И он аккуратно передал Оле два флакончика с пилюлями.
— Снотворное! — удивилась Оля.
— Растем! — загордился Миша.
— Какой ты предусмотрительный! — с нежностью прошептала Оля. И стала резать колбаску.
— Ну, вот что! — решительно сказала Лена Огурцову. — Давай с ними драться!
— В каком смысле? — не понял Огурцов. — Почему мы?
— Потому, что если не мы — то кто же? Лена размяла кисти и пару раз нокаутировала кресло.
— Я не могу! — заволновался Огурцов. — Я не Брюс Ли. Я бодибилдингом занимаюсь!
— Ну и что? — Лена расправилась со спинкой переднего кресла. — Если ты сильный — какая разница.
— Не такой уж я и сильный! — Огурцов отвернулся и заморгал. — Культуристы только с виду такие сильные.
Лена презрительно пошевелила носом. И одним ударом выбросила Огурцова в проход между креслами.
Булкин сидел рядом с Катей и гладил ее по голове.
— Только не реви! — просил он. — Анну Ивановну разбудишь. Я тебе завтра три мороженых куплю! Четыре!
Второклассница держалась изо всех сил, но подлая, предательская слеза уже катилась по ее розовой щеке. Катина спасительница-учительница спала рядом и вздрагивала во сне.
Ближе всех к упавшему Огурцову оказались Маша и Миша.
— Больно же! — пробормотал Огурцов. Но пробормотал тихо-тихо. Ему было грустно и стыдно.
Миша протянул Огурцову руку и помог подняться. После чего, не говоря ни слова, пошел дальше по своим «бутербродно-отравительным» делам. Огурцов, открыв рот, бессмысленно посмотрел ему вслед. Тут появилась Маша, посмотрела ласково и спросила:
— Что, Огурцов, больше тебя никто не любит?
— Мне плохо, — тоскливо сказал Огурцов и забрался поглубже в кресло, к окну.
— Что случилась? — все еще издевательски поинтересовалась Маша. Но прекрасные очи ее наполнились тревогой.
— Плохо мне, — повторил Огурцов и уткнулся в Машино теплое плечо.
Телевизор показывал повсеместный праздник. Пели народные артисты.
— Где-то здесь свернем! — Лысый кивнул на сплошную стену леса.
Бешеный тупо кивнул. Ему было все равно, где сворачивать.
— Потом оставляем автобус с детьми и бомбой. И оставляем этих! — Лысый метнул многозначительный взгляд на остальных террористов.
— А зачем мы их вообще брали? — спросил Бешеный. Просто так спросил, чтобы оттянуть время.
— Я взял Толстого потому, что он знает дороги в лесу.

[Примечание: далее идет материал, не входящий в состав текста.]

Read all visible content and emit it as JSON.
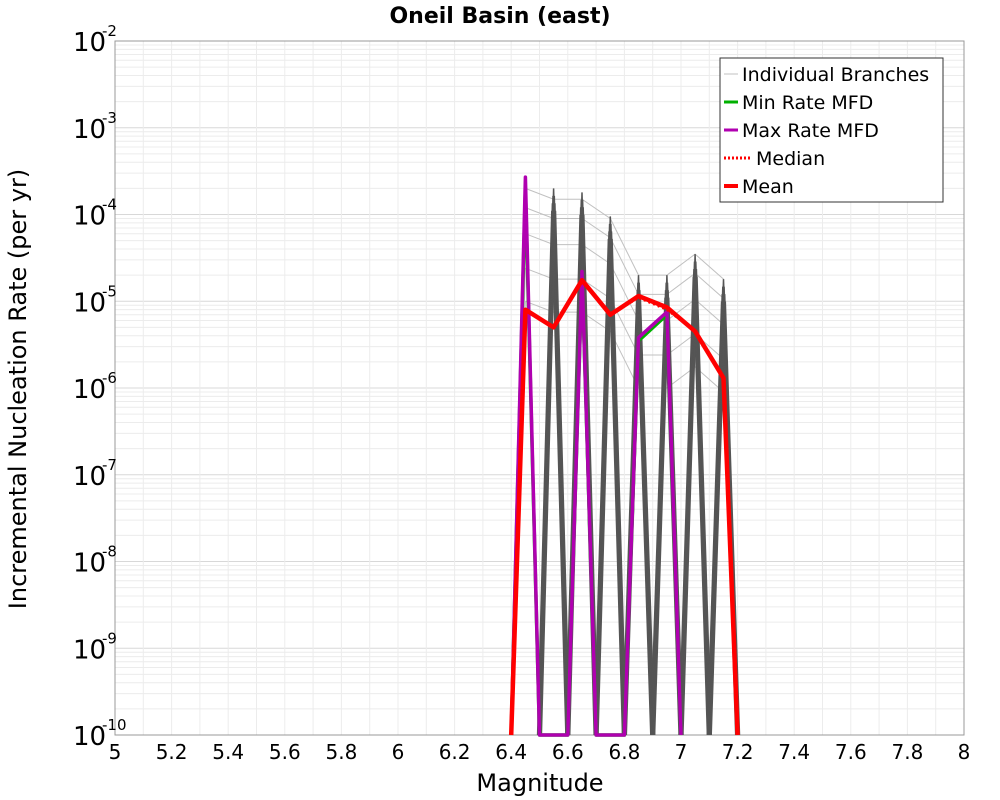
{
  "chart_data": {
    "type": "line",
    "title": "Oneil Basin (east)",
    "xlabel": "Magnitude",
    "ylabel": "Incremental Nucleation Rate (per yr)",
    "xlim": [
      5.0,
      8.0
    ],
    "ylim": [
      1e-10,
      0.01
    ],
    "yscale": "log",
    "grid": true,
    "legend_position": "top-right",
    "x_ticks": [
      "5",
      "5.2",
      "5.4",
      "5.6",
      "5.8",
      "6",
      "6.2",
      "6.4",
      "6.6",
      "6.8",
      "7",
      "7.2",
      "7.4",
      "7.6",
      "7.8",
      "8"
    ],
    "y_ticks": [
      {
        "base": "10",
        "exp": "-10",
        "value": 1e-10
      },
      {
        "base": "10",
        "exp": "-9",
        "value": 1e-09
      },
      {
        "base": "10",
        "exp": "-8",
        "value": 1e-08
      },
      {
        "base": "10",
        "exp": "-7",
        "value": 1e-07
      },
      {
        "base": "10",
        "exp": "-6",
        "value": 1e-06
      },
      {
        "base": "10",
        "exp": "-5",
        "value": 1e-05
      },
      {
        "base": "10",
        "exp": "-4",
        "value": 0.0001
      },
      {
        "base": "10",
        "exp": "-3",
        "value": 0.001
      },
      {
        "base": "10",
        "exp": "-2",
        "value": 0.01
      }
    ],
    "series": [
      {
        "name": "Individual Branches",
        "color": "#c0c0c0",
        "style": "thin-solid",
        "x": [
          6.45,
          6.55,
          6.65,
          6.75,
          6.85,
          6.95,
          7.05,
          7.15
        ],
        "values": [
          0.0002,
          0.00015,
          0.00015,
          9e-05,
          2e-05,
          2e-05,
          3.5e-05,
          1.8e-05
        ]
      },
      {
        "name": "Min Rate MFD",
        "color": "#00b000",
        "style": "solid",
        "x": [
          6.4,
          6.45,
          6.5,
          6.6,
          6.65,
          6.7,
          6.8,
          6.85,
          6.95,
          7.0
        ],
        "values": [
          1e-10,
          0.0002,
          1e-10,
          1e-10,
          2e-05,
          1e-10,
          1e-10,
          3.5e-06,
          7e-06,
          1e-10
        ]
      },
      {
        "name": "Max Rate MFD",
        "color": "#b000b0",
        "style": "solid",
        "x": [
          6.4,
          6.45,
          6.5,
          6.6,
          6.65,
          6.7,
          6.8,
          6.85,
          6.95,
          7.0
        ],
        "values": [
          1e-10,
          0.00027,
          1e-10,
          1e-10,
          2.2e-05,
          1e-10,
          1e-10,
          3.8e-06,
          7.5e-06,
          1e-10
        ]
      },
      {
        "name": "Median",
        "color": "#ff0000",
        "style": "dotted",
        "x": [
          6.45,
          6.55,
          6.65,
          6.75,
          6.85,
          6.95,
          7.05,
          7.15
        ],
        "values": [
          8e-06,
          5e-06,
          1.7e-05,
          7e-06,
          1.1e-05,
          8e-06,
          4.5e-06,
          1.3e-06
        ]
      },
      {
        "name": "Mean",
        "color": "#ff0000",
        "style": "thick-solid",
        "x": [
          6.4,
          6.45,
          6.55,
          6.65,
          6.75,
          6.85,
          6.95,
          7.05,
          7.15,
          7.2
        ],
        "values": [
          1e-10,
          8e-06,
          5e-06,
          1.75e-05,
          7e-06,
          1.15e-05,
          8.5e-06,
          4.5e-06,
          1.3e-06,
          1e-10
        ]
      }
    ],
    "branch_spikes": {
      "color": "#555555",
      "peaks": [
        {
          "x": 6.55,
          "value": 0.0002
        },
        {
          "x": 6.65,
          "value": 0.00018
        },
        {
          "x": 6.75,
          "value": 9.5e-05
        },
        {
          "x": 6.85,
          "value": 2e-05
        },
        {
          "x": 6.95,
          "value": 2e-05
        },
        {
          "x": 7.05,
          "value": 3.5e-05
        },
        {
          "x": 7.15,
          "value": 1.8e-05
        }
      ]
    }
  }
}
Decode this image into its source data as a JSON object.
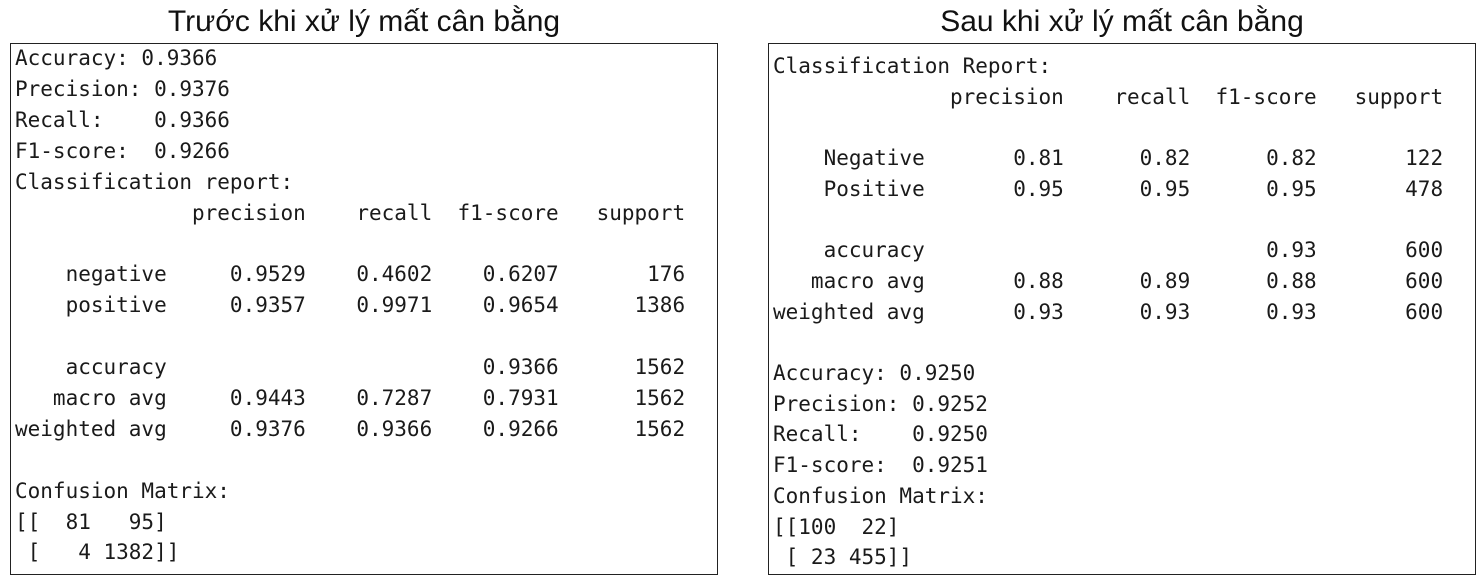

А зачем тебе эти клоуны, — он кивнул в сторону Хромого и Косого, — не знаю. Абсолютно бесполезные, просто мусор. Где бомба, кудрявый? Хочу посмотреть, в каком она состоянии.
— Понимаешь, босс, — Бешеный засмущался, как девушка. — Я ее уже установил.
— Как — установил? Когда установил? Почему установил?
Бешеный пригнулся к рулю:
— Ну ты не звонил. Я не знал, что делать.
Принял самостоятельное решение. Проявил инициативу.
— Уроды! — Лысый ударил кулаком по ручке кресла. — Где она? На сколько завел?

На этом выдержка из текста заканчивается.